Parmi les notables de la colonie se trouvait Randolph Moore, le grand exportateur. Il avait ses bureaux à Yokohama, mais passait une grande partie de son temps dans sa maison d’Yeddo, qu’il venait d’ouvrir. En son absence, il remettait habituellement ses affaires aux mains de son principal clerc, Jelland, qu’il savait un homme de décision et d’énergie. Mais l’énergie et la décision sont, vous le savez, des armes à double tranchant, et vous vous en avisez particulièrement quand c’est contre vous qu’on en use.

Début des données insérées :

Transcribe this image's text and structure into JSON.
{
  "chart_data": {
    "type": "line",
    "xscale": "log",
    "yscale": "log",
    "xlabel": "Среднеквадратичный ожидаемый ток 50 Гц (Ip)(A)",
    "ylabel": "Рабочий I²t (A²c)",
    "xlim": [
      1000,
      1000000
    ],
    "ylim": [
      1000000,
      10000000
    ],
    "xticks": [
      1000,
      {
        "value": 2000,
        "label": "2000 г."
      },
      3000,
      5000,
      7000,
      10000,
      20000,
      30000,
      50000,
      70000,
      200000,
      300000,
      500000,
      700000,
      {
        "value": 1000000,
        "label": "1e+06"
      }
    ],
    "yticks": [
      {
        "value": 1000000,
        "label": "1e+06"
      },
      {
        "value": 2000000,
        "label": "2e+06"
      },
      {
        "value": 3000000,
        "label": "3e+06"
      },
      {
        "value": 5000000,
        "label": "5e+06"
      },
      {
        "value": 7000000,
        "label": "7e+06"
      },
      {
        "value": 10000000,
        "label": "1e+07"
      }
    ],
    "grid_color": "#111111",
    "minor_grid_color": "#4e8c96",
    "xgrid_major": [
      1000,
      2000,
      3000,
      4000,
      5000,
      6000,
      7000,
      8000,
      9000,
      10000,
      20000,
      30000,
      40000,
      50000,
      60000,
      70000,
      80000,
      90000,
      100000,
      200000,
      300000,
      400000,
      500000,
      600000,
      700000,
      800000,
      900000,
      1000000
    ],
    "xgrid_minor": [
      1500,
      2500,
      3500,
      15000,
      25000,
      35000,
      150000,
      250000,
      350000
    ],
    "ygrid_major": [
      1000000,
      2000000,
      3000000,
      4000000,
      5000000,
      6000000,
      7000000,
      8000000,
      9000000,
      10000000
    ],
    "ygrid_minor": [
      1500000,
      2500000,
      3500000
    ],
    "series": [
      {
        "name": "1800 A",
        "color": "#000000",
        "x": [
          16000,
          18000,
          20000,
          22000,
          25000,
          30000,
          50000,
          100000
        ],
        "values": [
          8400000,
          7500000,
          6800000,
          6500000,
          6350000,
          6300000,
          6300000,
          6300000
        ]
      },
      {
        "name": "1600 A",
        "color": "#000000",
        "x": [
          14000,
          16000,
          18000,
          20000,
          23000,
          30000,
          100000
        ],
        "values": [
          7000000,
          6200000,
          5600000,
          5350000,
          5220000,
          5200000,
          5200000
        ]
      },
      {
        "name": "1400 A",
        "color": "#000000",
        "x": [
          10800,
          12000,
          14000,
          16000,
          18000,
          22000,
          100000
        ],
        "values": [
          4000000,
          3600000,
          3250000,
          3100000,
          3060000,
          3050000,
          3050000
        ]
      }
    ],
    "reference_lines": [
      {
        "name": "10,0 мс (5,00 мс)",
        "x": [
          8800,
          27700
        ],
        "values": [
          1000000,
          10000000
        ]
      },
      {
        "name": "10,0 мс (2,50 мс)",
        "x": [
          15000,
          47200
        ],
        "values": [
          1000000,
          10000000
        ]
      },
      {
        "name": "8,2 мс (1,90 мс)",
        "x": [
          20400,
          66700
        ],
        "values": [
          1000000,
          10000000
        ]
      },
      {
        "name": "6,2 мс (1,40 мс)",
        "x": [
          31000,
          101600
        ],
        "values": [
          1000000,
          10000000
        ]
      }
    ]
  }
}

Jelland avait une passion, le jeu, et qui le perdit. C’était un garçon de petite taille, avec des yeux sombres et des cheveux noirs bouclés : un trois quarts de Celte pour le moins, à ce que j’imagine. Vous l’auriez pu voir, toutes les nuits, chez Matheson, occuper la même place à la gauche du croupier, devant la table où l’on jouait à la rouge et noire. Il gagna longtemps et vécut plus largement que son patron. Puis la chance tourna, et il se mit à perdre, tellement qu’au bout d’une semaine son associé et lui-même, entièrement décavés, n’avaient plus un dollar en poche. Cet associé, son collègue dans la maison, était un jeune Anglais de belle stature, qui avait des cheveux couleur de paille et qui s’appelait Mc Evoy. Un assez brave garçon au début, mais que le Jelland avait pétri comme de l’argile molle, au point d’en faire une réplique affaiblie de lui-même. Où l’un partait en chasse, l’autre suivait sur les talons. Lunch et moi essayâmes de remontrer à Mc Evoy les dangers du chemin qu’il prenait. Il se laissait aisément convaincre, mais cinq minutes passées avec Jelland détruisaient l’effet de nos paroles. Appelez cela magnétisme animal ou comme il vous plaira : le fait est que le petit homme tirait le grand après lui comme un remorqueur de six pieds tire un gros navire. Une fois leur argent perdu, ils continuèrent d’aller prendre leurs places à la table de jeu ; et quand le râteau passait sur les tableaux, ils regardaient avec des prunelles luisantes.

Une nuit enfin, ils n’y tinrent plus.

La rouge avait tourné six fois de suite. C’était plus que Jelland n’en pouvait supporter. Il consulta Mc Evoy et dit un mot tout bas au croupier.

« Certainement, Mr. Jelland. Un chèque de vous vaut toutes les bank-notes. »

Jelland, ayant griffonné un chèque, ponta sur la noire. La carte tournée fut le roi de cœur, et le chiffon de papier s’en alla sous le râteau. Jelland rougit de fureur ; Mc Evoy devint blême. Un second chèque, plus fort tomba sur la table. Neuf de carreau. Mc Evoy se prit la tête dans les mains et sembla près de s’évanouir.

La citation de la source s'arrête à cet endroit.